PARQUET-41: Add bloom filters to parquet statistics
It's the PR in mr part.
@spena @rdblue Could you help me review this patch? Thank you!
It's looking good Ferd.
Here are some questions I have.
- Should we use fall back for bloom filters in case the bloom is not good for the row group? Dictionary encoding does this.
- If a value is found on the dictionary, is there a way to skip the bloom hashing for better write perf? And add the values to the bloom in case they are fallen back?
- Is there a way to calculate the # of expected entries instead of asking the user to pass a value?
Hi @spena Please see my inline comments below. Thank you! (Sorry for some delays since I am taking a holiday :<)
Should we use fall back for bloom filters in case the bloom is not good for the row group? Dictionary encoding does this.
At this point, I didn't add the support for fall back. If it's really useful, I think we could do it in a follow-up ticket.

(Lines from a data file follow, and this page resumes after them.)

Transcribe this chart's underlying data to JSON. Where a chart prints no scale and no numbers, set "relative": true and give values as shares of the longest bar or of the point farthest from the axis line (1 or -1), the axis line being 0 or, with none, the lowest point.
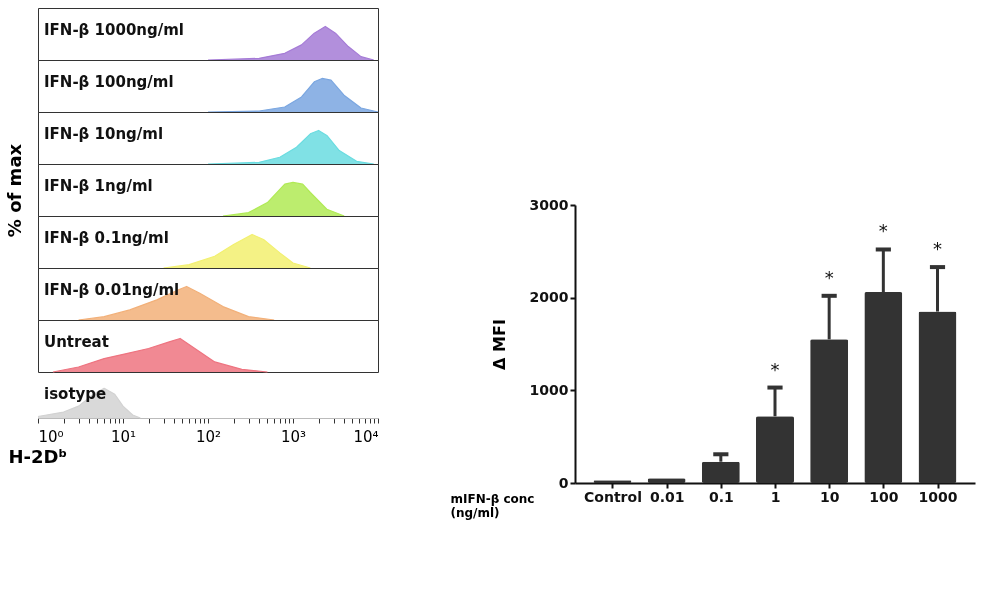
{
  "chart_data": [
    {
      "type": "area",
      "relative": true,
      "log": "x",
      "xlim": [
        1,
        10000
      ],
      "tick_labels": false,
      "annotations": [
        "IFN-β 1000ng/ml"
      ],
      "series": [
        {
          "color": "#a57bd6",
          "x": [
            100,
            400,
            800,
            1260,
            1780,
            2400,
            3160,
            4470,
            6310,
            8910
          ],
          "values": [
            0,
            0.05,
            0.2,
            0.45,
            0.8,
            1,
            0.8,
            0.4,
            0.1,
            0
          ]
        }
      ]
    },
    {
      "type": "area",
      "relative": true,
      "log": "x",
      "xlim": [
        1,
        10000
      ],
      "tick_labels": false,
      "annotations": [
        "IFN-β 100ng/ml"
      ],
      "series": [
        {
          "color": "#7aa6e0",
          "x": [
            100,
            400,
            800,
            1260,
            1780,
            2200,
            2800,
            3980,
            6310,
            10000
          ],
          "values": [
            0,
            0.03,
            0.15,
            0.45,
            0.9,
            1,
            0.95,
            0.5,
            0.12,
            0
          ]
        }
      ]
    },
    {
      "type": "area",
      "relative": true,
      "log": "x",
      "xlim": [
        1,
        10000
      ],
      "tick_labels": false,
      "annotations": [
        "IFN-β 10ng/ml"
      ],
      "series": [
        {
          "color": "#6adce0",
          "x": [
            100,
            400,
            700,
            1100,
            1600,
            2000,
            2500,
            3500,
            5600,
            8900
          ],
          "values": [
            0,
            0.05,
            0.2,
            0.5,
            0.9,
            1,
            0.85,
            0.4,
            0.08,
            0
          ]
        }
      ]
    },
    {
      "type": "area",
      "relative": true,
      "log": "x",
      "xlim": [
        1,
        10000
      ],
      "tick_labels": false,
      "ylabel": "% of max",
      "annotations": [
        "IFN-β 1ng/ml"
      ],
      "series": [
        {
          "color": "#b0ea55",
          "x": [
            150,
            300,
            500,
            800,
            1000,
            1300,
            1600,
            2500,
            4000
          ],
          "values": [
            0,
            0.1,
            0.4,
            0.95,
            1,
            0.95,
            0.7,
            0.2,
            0
          ]
        }
      ]
    },
    {
      "type": "area",
      "relative": true,
      "log": "x",
      "xlim": [
        1,
        10000
      ],
      "tick_labels": false,
      "annotations": [
        "IFN-β 0.1ng/ml"
      ],
      "series": [
        {
          "color": "#f2f070",
          "x": [
            30,
            60,
            120,
            200,
            330,
            450,
            700,
            1000,
            1600
          ],
          "values": [
            0,
            0.1,
            0.35,
            0.7,
            1,
            0.85,
            0.45,
            0.15,
            0
          ]
        }
      ]
    },
    {
      "type": "area",
      "relative": true,
      "log": "x",
      "xlim": [
        1,
        10000
      ],
      "tick_labels": false,
      "annotations": [
        "IFN-β 0.01ng/ml"
      ],
      "series": [
        {
          "color": "#f2b079",
          "x": [
            3,
            6,
            12,
            25,
            45,
            56,
            80,
            150,
            300,
            600
          ],
          "values": [
            0,
            0.1,
            0.3,
            0.6,
            0.9,
            1,
            0.8,
            0.4,
            0.1,
            0
          ]
        }
      ]
    },
    {
      "type": "area",
      "relative": true,
      "log": "x",
      "xlim": [
        1,
        10000
      ],
      "tick_labels": false,
      "annotations": [
        "Untreat"
      ],
      "series": [
        {
          "color": "#ee7480",
          "x": [
            1.5,
            3,
            6,
            11,
            20,
            35,
            47,
            70,
            120,
            250,
            500
          ],
          "values": [
            0,
            0.15,
            0.4,
            0.55,
            0.7,
            0.9,
            1,
            0.7,
            0.3,
            0.08,
            0
          ]
        }
      ]
    },
    {
      "type": "area",
      "relative": true,
      "log": "x",
      "xlim": [
        1,
        10000
      ],
      "tick_labels": "x",
      "xlabel": "H-2Dᵇ",
      "annotations": [
        "isotype"
      ],
      "xticks": [
        {
          "value": 1,
          "label": "10⁰"
        },
        {
          "value": 2,
          "label": null
        },
        {
          "value": 3,
          "label": null
        },
        {
          "value": 4,
          "label": null
        },
        {
          "value": 5,
          "label": null
        },
        {
          "value": 6,
          "label": null
        },
        {
          "value": 7,
          "label": null
        },
        {
          "value": 8,
          "label": null
        },
        {
          "value": 9,
          "label": null
        },
        {
          "value": 10,
          "label": "10¹"
        },
        {
          "value": 20,
          "label": null
        },
        {
          "value": 30,
          "label": null
        },
        {
          "value": 40,
          "label": null
        },
        {
          "value": 50,
          "label": null
        },
        {
          "value": 60,
          "label": null
        },
        {
          "value": 70,
          "label": null
        },
        {
          "value": 80,
          "label": null
        },
        {
          "value": 90,
          "label": null
        },
        {
          "value": 100,
          "label": "10²"
        },
        {
          "value": 200,
          "label": null
        },
        {
          "value": 300,
          "label": null
        },
        {
          "value": 400,
          "label": null
        },
        {
          "value": 500,
          "label": null
        },
        {
          "value": 600,
          "label": null
        },
        {
          "value": 700,
          "label": null
        },
        {
          "value": 800,
          "label": null
        },
        {
          "value": 900,
          "label": null
        },
        {
          "value": 1000,
          "label": "10³"
        },
        {
          "value": 2000,
          "label": null
        },
        {
          "value": 3000,
          "label": null
        },
        {
          "value": 4000,
          "label": null
        },
        {
          "value": 5000,
          "label": null
        },
        {
          "value": 6000,
          "label": null
        },
        {
          "value": 7000,
          "label": null
        },
        {
          "value": 8000,
          "label": null
        },
        {
          "value": 9000,
          "label": null
        },
        {
          "value": 10000,
          "label": "10⁴"
        }
      ],
      "series": [
        {
          "color": "#d2d2d2",
          "x": [
            1,
            2,
            3,
            4.5,
            6,
            8,
            10,
            13,
            16
          ],
          "values": [
            0.05,
            0.2,
            0.4,
            0.8,
            1,
            0.8,
            0.4,
            0.1,
            0
          ]
        }
      ]
    },
    {
      "type": "bar",
      "categories": [
        "Control",
        "0.01",
        "0.1",
        "1",
        "10",
        "100",
        "1000"
      ],
      "xlabel": "mIFN-β conc\n(ng/ml)",
      "ylabel": "Δ MFI",
      "ylim": [
        0,
        3000
      ],
      "yticks": [
        0,
        1000,
        2000,
        3000
      ],
      "grid": false,
      "color": "#333333",
      "values": [
        30,
        50,
        230,
        720,
        1550,
        2060,
        1850
      ],
      "errors": [
        null,
        null,
        [
          230,
          310
        ],
        [
          720,
          1030
        ],
        [
          1550,
          2020
        ],
        [
          2060,
          2520
        ],
        [
          1850,
          2330
        ]
      ],
      "annotations": [
        {
          "text": "*",
          "x": "1",
          "y": 1030
        },
        {
          "text": "*",
          "x": "10",
          "y": 2020
        },
        {
          "text": "*",
          "x": "100",
          "y": 2520
        },
        {
          "text": "*",
          "x": "1000",
          "y": 2330
        }
      ]
    }
  ]
}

If a value is found on the dictionary, is there a way to skip the bloom hashing for better write perf? And add the values to the bloom in case they are fallen back?

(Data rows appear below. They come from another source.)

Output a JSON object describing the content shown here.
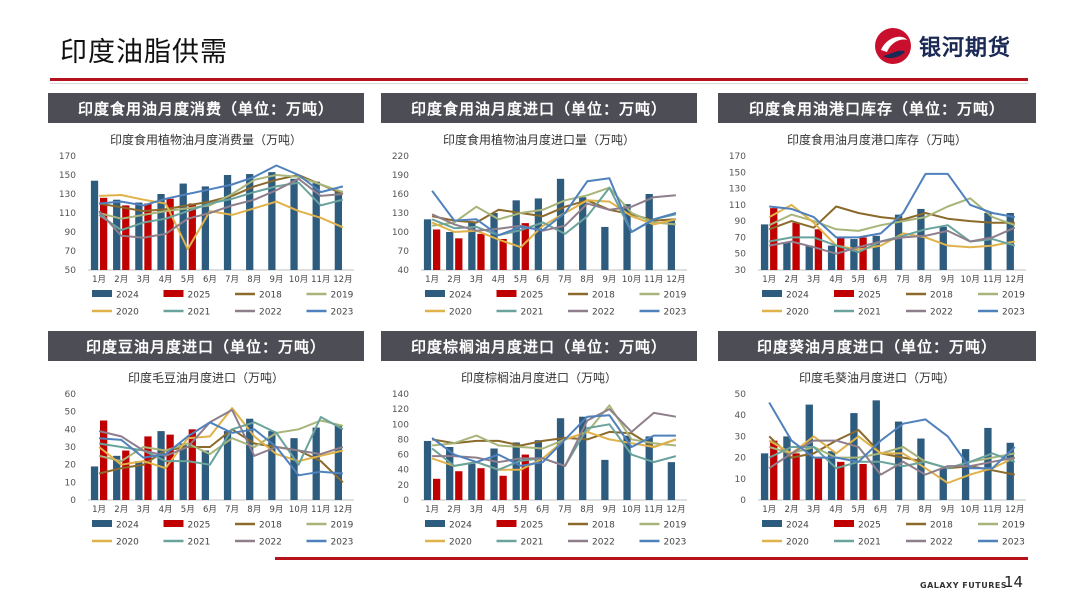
{
  "page": {
    "title": "印度油脂供需",
    "logo_text": "银河期货",
    "footer_brand": "GALAXY FUTURES",
    "page_number": "14"
  },
  "colors": {
    "2024": "#2e5c7e",
    "2025": "#c00000",
    "2018": "#8b6a2b",
    "2019": "#a8b57a",
    "2020": "#e0b24a",
    "2021": "#6aa39c",
    "2022": "#8f7f8c",
    "2023": "#4f81bd"
  },
  "legend_series": [
    "2024",
    "2025",
    "2018",
    "2019",
    "2020",
    "2021",
    "2022",
    "2023"
  ],
  "panels": [
    {
      "header": "印度食用油月度消费（单位：万吨）"
    },
    {
      "header": "印度食用油月度进口（单位：万吨）"
    },
    {
      "header": "印度食用油港口库存（单位：万吨）"
    },
    {
      "header": "印度豆油月度进口（单位：万吨）"
    },
    {
      "header": "印度棕榈油月度进口（单位：万吨）"
    },
    {
      "header": "印度葵油月度进口（单位：万吨）"
    }
  ],
  "chart_data": [
    {
      "type": "bar",
      "title": "印度食用植物油月度消费量（万吨）",
      "categories": [
        "1月",
        "2月",
        "3月",
        "4月",
        "5月",
        "6月",
        "7月",
        "8月",
        "9月",
        "10月",
        "11月",
        "12月"
      ],
      "ylim": [
        50,
        170
      ],
      "yticks": [
        50,
        70,
        90,
        110,
        130,
        150,
        170
      ],
      "series": [
        {
          "name": "2024",
          "kind": "bar",
          "values": [
            144,
            124,
            121,
            130,
            141,
            138,
            150,
            151,
            153,
            146,
            143,
            133
          ]
        },
        {
          "name": "2025",
          "kind": "bar",
          "values": [
            126,
            118,
            120,
            125,
            120,
            null,
            null,
            null,
            null,
            null,
            null,
            null
          ]
        },
        {
          "name": "2018",
          "kind": "line",
          "values": [
            120,
            116,
            112,
            114,
            118,
            122,
            128,
            138,
            145,
            150,
            140,
            130
          ]
        },
        {
          "name": "2019",
          "kind": "line",
          "values": [
            110,
            104,
            108,
            112,
            115,
            118,
            130,
            145,
            150,
            148,
            140,
            132
          ]
        },
        {
          "name": "2020",
          "kind": "line",
          "values": [
            128,
            129,
            124,
            120,
            72,
            112,
            108,
            115,
            122,
            112,
            105,
            95
          ]
        },
        {
          "name": "2021",
          "kind": "line",
          "values": [
            108,
            92,
            100,
            104,
            112,
            120,
            125,
            132,
            138,
            142,
            118,
            124
          ]
        },
        {
          "name": "2022",
          "kind": "line",
          "values": [
            112,
            86,
            84,
            88,
            104,
            110,
            118,
            124,
            134,
            146,
            128,
            130
          ]
        },
        {
          "name": "2023",
          "kind": "line",
          "values": [
            120,
            122,
            118,
            125,
            130,
            135,
            140,
            148,
            160,
            150,
            132,
            138
          ]
        }
      ]
    },
    {
      "type": "bar",
      "title": "印度食用植物油月度进口量（万吨）",
      "categories": [
        "1月",
        "2月",
        "3月",
        "4月",
        "5月",
        "6月",
        "7月",
        "8月",
        "9月",
        "10月",
        "11月",
        "12月"
      ],
      "ylim": [
        40,
        220
      ],
      "yticks": [
        40,
        70,
        100,
        130,
        160,
        190,
        220
      ],
      "series": [
        {
          "name": "2024",
          "kind": "bar",
          "values": [
            120,
            100,
            115,
            130,
            150,
            153,
            184,
            155,
            108,
            144,
            160,
            120
          ]
        },
        {
          "name": "2025",
          "kind": "bar",
          "values": [
            104,
            90,
            97,
            89,
            114,
            null,
            null,
            null,
            null,
            null,
            null,
            null
          ]
        },
        {
          "name": "2018",
          "kind": "line",
          "values": [
            125,
            118,
            115,
            135,
            130,
            125,
            140,
            150,
            135,
            128,
            118,
            120
          ]
        },
        {
          "name": "2019",
          "kind": "line",
          "values": [
            110,
            115,
            140,
            120,
            130,
            135,
            150,
            158,
            170,
            130,
            115,
            112
          ]
        },
        {
          "name": "2020",
          "kind": "line",
          "values": [
            115,
            100,
            102,
            88,
            76,
            110,
            130,
            150,
            148,
            125,
            112,
            120
          ]
        },
        {
          "name": "2021",
          "kind": "line",
          "values": [
            120,
            106,
            108,
            95,
            103,
            115,
            97,
            125,
            170,
            100,
            120,
            128
          ]
        },
        {
          "name": "2022",
          "kind": "line",
          "values": [
            128,
            112,
            102,
            105,
            110,
            102,
            110,
            145,
            135,
            140,
            155,
            158
          ]
        },
        {
          "name": "2023",
          "kind": "line",
          "values": [
            165,
            118,
            120,
            95,
            108,
            103,
            130,
            180,
            185,
            100,
            120,
            130
          ]
        }
      ]
    },
    {
      "type": "bar",
      "title": "印度食用油月度港口库存（万吨）",
      "categories": [
        "1月",
        "2月",
        "3月",
        "4月",
        "5月",
        "6月",
        "7月",
        "8月",
        "9月",
        "10月",
        "11月",
        "12月"
      ],
      "ylim": [
        30,
        170
      ],
      "yticks": [
        30,
        50,
        70,
        90,
        110,
        130,
        150,
        170
      ],
      "series": [
        {
          "name": "2024",
          "kind": "bar",
          "values": [
            86,
            64,
            60,
            60,
            68,
            72,
            98,
            105,
            83,
            null,
            100,
            100
          ]
        },
        {
          "name": "2025",
          "kind": "bar",
          "values": [
            106,
            88,
            80,
            70,
            70,
            null,
            null,
            null,
            null,
            null,
            null,
            null
          ]
        },
        {
          "name": "2018",
          "kind": "line",
          "values": [
            80,
            90,
            82,
            108,
            100,
            95,
            92,
            100,
            93,
            90,
            88,
            88
          ]
        },
        {
          "name": "2019",
          "kind": "line",
          "values": [
            85,
            98,
            90,
            80,
            78,
            85,
            90,
            95,
            108,
            118,
            95,
            85
          ]
        },
        {
          "name": "2020",
          "kind": "line",
          "values": [
            95,
            110,
            88,
            60,
            55,
            60,
            75,
            70,
            60,
            58,
            60,
            65
          ]
        },
        {
          "name": "2021",
          "kind": "line",
          "values": [
            65,
            70,
            70,
            60,
            52,
            65,
            72,
            80,
            85,
            65,
            68,
            60
          ]
        },
        {
          "name": "2022",
          "kind": "line",
          "values": [
            60,
            65,
            58,
            50,
            58,
            65,
            70,
            72,
            78,
            65,
            70,
            82
          ]
        },
        {
          "name": "2023",
          "kind": "line",
          "values": [
            108,
            105,
            95,
            70,
            70,
            75,
            100,
            148,
            148,
            110,
            100,
            95
          ]
        }
      ]
    },
    {
      "type": "bar",
      "title": "印度毛豆油月度进口（万吨）",
      "categories": [
        "1月",
        "2月",
        "3月",
        "4月",
        "5月",
        "6月",
        "7月",
        "8月",
        "9月",
        "10月",
        "11月",
        "12月"
      ],
      "ylim": [
        0,
        60
      ],
      "yticks": [
        0,
        10,
        20,
        30,
        40,
        50,
        60
      ],
      "series": [
        {
          "name": "2024",
          "kind": "bar",
          "values": [
            19,
            25,
            22,
            39,
            32,
            28,
            39,
            46,
            39,
            35,
            41,
            42
          ]
        },
        {
          "name": "2025",
          "kind": "bar",
          "values": [
            45,
            28,
            36,
            37,
            40,
            null,
            null,
            null,
            null,
            null,
            null,
            null
          ]
        },
        {
          "name": "2018",
          "kind": "line",
          "values": [
            15,
            18,
            20,
            28,
            30,
            30,
            40,
            32,
            30,
            28,
            22,
            10
          ]
        },
        {
          "name": "2019",
          "kind": "line",
          "values": [
            25,
            22,
            30,
            28,
            32,
            26,
            35,
            30,
            38,
            40,
            45,
            42
          ]
        },
        {
          "name": "2020",
          "kind": "line",
          "values": [
            30,
            20,
            22,
            18,
            35,
            36,
            52,
            36,
            26,
            22,
            25,
            28
          ]
        },
        {
          "name": "2021",
          "kind": "line",
          "values": [
            32,
            30,
            28,
            22,
            22,
            20,
            40,
            44,
            38,
            20,
            47,
            40
          ]
        },
        {
          "name": "2022",
          "kind": "line",
          "values": [
            39,
            36,
            28,
            25,
            30,
            44,
            51,
            25,
            30,
            28,
            26,
            30
          ]
        },
        {
          "name": "2023",
          "kind": "line",
          "values": [
            35,
            34,
            24,
            26,
            36,
            44,
            38,
            40,
            30,
            14,
            16,
            15
          ]
        }
      ]
    },
    {
      "type": "bar",
      "title": "印度棕榈油月度进口（万吨）",
      "categories": [
        "1月",
        "2月",
        "3月",
        "4月",
        "5月",
        "6月",
        "7月",
        "8月",
        "9月",
        "10月",
        "11月",
        "12月"
      ],
      "ylim": [
        0,
        140
      ],
      "yticks": [
        0,
        20,
        40,
        60,
        80,
        100,
        120,
        140
      ],
      "series": [
        {
          "name": "2024",
          "kind": "bar",
          "values": [
            78,
            70,
            48,
            68,
            76,
            79,
            108,
            110,
            53,
            85,
            84,
            50
          ]
        },
        {
          "name": "2025",
          "kind": "bar",
          "values": [
            28,
            38,
            42,
            32,
            60,
            null,
            null,
            null,
            null,
            null,
            null,
            null
          ]
        },
        {
          "name": "2018",
          "kind": "line",
          "values": [
            80,
            75,
            78,
            78,
            72,
            78,
            82,
            80,
            90,
            88,
            70,
            80
          ]
        },
        {
          "name": "2019",
          "kind": "line",
          "values": [
            72,
            75,
            85,
            72,
            70,
            68,
            80,
            90,
            125,
            80,
            75,
            72
          ]
        },
        {
          "name": "2020",
          "kind": "line",
          "values": [
            55,
            45,
            50,
            40,
            40,
            55,
            80,
            90,
            80,
            75,
            70,
            80
          ]
        },
        {
          "name": "2021",
          "kind": "line",
          "values": [
            68,
            45,
            50,
            40,
            52,
            55,
            45,
            95,
            100,
            60,
            50,
            58
          ]
        },
        {
          "name": "2022",
          "kind": "line",
          "values": [
            58,
            58,
            56,
            50,
            55,
            55,
            45,
            105,
            120,
            90,
            115,
            110
          ]
        },
        {
          "name": "2023",
          "kind": "line",
          "values": [
            82,
            60,
            50,
            60,
            45,
            50,
            80,
            110,
            112,
            70,
            85,
            85
          ]
        }
      ]
    },
    {
      "type": "bar",
      "title": "印度毛葵油月度进口（万吨）",
      "categories": [
        "1月",
        "2月",
        "3月",
        "4月",
        "5月",
        "6月",
        "7月",
        "8月",
        "9月",
        "10月",
        "11月",
        "12月"
      ],
      "ylim": [
        0,
        50
      ],
      "yticks": [
        0,
        10,
        20,
        30,
        40,
        50
      ],
      "series": [
        {
          "name": "2024",
          "kind": "bar",
          "values": [
            22,
            30,
            45,
            23,
            41,
            47,
            37,
            29,
            15,
            24,
            34,
            27
          ]
        },
        {
          "name": "2025",
          "kind": "bar",
          "values": [
            28,
            22,
            20,
            18,
            17,
            null,
            null,
            null,
            null,
            null,
            null,
            null
          ]
        },
        {
          "name": "2018",
          "kind": "line",
          "values": [
            30,
            20,
            22,
            28,
            33,
            22,
            20,
            18,
            15,
            16,
            14,
            12
          ]
        },
        {
          "name": "2019",
          "kind": "line",
          "values": [
            25,
            22,
            25,
            20,
            20,
            22,
            25,
            18,
            15,
            18,
            20,
            22
          ]
        },
        {
          "name": "2020",
          "kind": "line",
          "values": [
            28,
            22,
            30,
            22,
            30,
            22,
            22,
            15,
            8,
            12,
            15,
            20
          ]
        },
        {
          "name": "2021",
          "kind": "line",
          "values": [
            20,
            25,
            25,
            15,
            18,
            18,
            16,
            18,
            15,
            18,
            22,
            18
          ]
        },
        {
          "name": "2022",
          "kind": "line",
          "values": [
            15,
            22,
            28,
            28,
            25,
            12,
            18,
            12,
            16,
            16,
            18,
            20
          ]
        },
        {
          "name": "2023",
          "kind": "line",
          "values": [
            46,
            28,
            20,
            20,
            18,
            28,
            36,
            38,
            30,
            15,
            15,
            25
          ]
        }
      ]
    }
  ]
}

The bloom filter is used to filter a entire row group in the same way as min/max statistics. I am not very familiar with dictionary encoding in parquet. But I think it should be used before dictionary encoding.
Is there a way to calculate the # of expected entries instead of asking the user to pass a value?
I tried to think about a way to calculate it but didn't come up with a good idea. But I think nobody understands the data better than the person who uses it.